Robert Markham
I began my photographic journey at the age of eleven, when my father, a keen amateur photographer, introduced me to the art of processing contact prints in a makeshift darkroom set up in the under-stair broom cupboard. I was utterly fascinated by the magical moment when an image slowly emerged in borrowed dessert bowls, printed from old 2¼-inch negatives taken with a Brownie Box Camera.
I later graduated to a Boots Instamatic camera using 35mm film. I vividly recall taking it on a two-week school cruise around the Mediterranean, armed with a single roll of 36-exposure slide film. This experience taught me an invaluable early lesson in patience and careful shot selection.
I was among the first students at my school to take both ‘O’ and ‘A’ level examinations in Photography. As an incentive to secure respectable results, my parents promised me my first SLR: a second-hand Pentax Spotmatic. This marked the point at which my photographic journey truly began in earnest. I was fortunate to be given a small room in the house, shared with our dog, to set up as a darkroom, and it was beneath the enlarger that my love of black-and-white photography was born. In particular, I became captivated by the creative, hands-on process of dodging and burning, an often unpredictable art compared with today’s precise digital tools.

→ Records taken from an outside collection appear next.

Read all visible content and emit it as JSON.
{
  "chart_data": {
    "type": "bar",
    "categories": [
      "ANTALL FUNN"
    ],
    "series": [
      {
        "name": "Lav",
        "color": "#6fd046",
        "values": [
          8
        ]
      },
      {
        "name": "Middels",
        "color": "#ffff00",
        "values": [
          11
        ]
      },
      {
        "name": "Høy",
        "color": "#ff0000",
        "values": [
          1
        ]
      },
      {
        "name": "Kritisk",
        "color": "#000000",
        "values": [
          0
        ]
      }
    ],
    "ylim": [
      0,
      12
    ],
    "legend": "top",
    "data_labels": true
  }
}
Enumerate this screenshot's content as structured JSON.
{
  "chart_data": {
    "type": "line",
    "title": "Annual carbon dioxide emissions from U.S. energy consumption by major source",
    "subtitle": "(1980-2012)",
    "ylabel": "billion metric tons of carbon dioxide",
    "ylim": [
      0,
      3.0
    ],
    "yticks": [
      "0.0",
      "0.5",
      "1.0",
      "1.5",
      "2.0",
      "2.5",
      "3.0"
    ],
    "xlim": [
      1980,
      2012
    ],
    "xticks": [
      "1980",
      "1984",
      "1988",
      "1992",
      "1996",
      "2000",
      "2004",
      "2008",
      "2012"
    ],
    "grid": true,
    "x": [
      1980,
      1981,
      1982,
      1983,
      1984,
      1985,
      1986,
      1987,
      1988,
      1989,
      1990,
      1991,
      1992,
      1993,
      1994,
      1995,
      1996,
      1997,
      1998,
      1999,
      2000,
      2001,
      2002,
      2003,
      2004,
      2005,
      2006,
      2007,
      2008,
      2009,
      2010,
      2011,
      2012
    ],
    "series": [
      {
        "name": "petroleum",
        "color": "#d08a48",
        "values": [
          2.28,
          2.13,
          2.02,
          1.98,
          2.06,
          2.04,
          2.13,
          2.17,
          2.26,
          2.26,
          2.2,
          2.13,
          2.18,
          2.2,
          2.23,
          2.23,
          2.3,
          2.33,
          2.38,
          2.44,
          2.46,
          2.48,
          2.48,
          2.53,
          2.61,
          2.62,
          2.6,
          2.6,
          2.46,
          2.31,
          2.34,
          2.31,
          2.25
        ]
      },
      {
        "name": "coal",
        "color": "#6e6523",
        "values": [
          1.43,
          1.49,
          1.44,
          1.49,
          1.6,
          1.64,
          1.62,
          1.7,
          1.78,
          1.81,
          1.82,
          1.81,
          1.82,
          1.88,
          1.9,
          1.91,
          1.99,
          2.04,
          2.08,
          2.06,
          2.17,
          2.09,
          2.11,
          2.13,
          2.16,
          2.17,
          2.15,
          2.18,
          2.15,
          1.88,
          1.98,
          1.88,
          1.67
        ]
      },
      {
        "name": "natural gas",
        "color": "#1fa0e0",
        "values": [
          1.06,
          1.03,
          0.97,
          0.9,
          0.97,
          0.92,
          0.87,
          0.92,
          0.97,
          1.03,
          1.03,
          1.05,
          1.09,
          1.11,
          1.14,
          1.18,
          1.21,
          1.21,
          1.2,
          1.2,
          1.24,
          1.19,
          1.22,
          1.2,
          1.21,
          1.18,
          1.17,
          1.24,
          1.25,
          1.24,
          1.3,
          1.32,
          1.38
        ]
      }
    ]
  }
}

My enduring photographic hero has always been Ansel Adams, whose work epitomised the power of black-and-white landscape photography combined with masterful darkroom technique. While I long aspired to become a wildlife photographer, practicality prevailed, and I chose the more secure path of a career in finance in the City of London, a place I came to love and where I ultimately became a Freeman and a member of one of the City Livery Companies.
Pursuing wildlife photography in earnest was challenging in earlier years, requiring costly long lenses and for larger species, even more expensive international travel, well beyond my reach at the time. Work, family commitments, and health also played their part in diverting my focus. Now, in retirement, I am enjoying the freedom to roam more widely and to fully immerse myself in this intoxicating creative art that first captured my imagination all those years ago.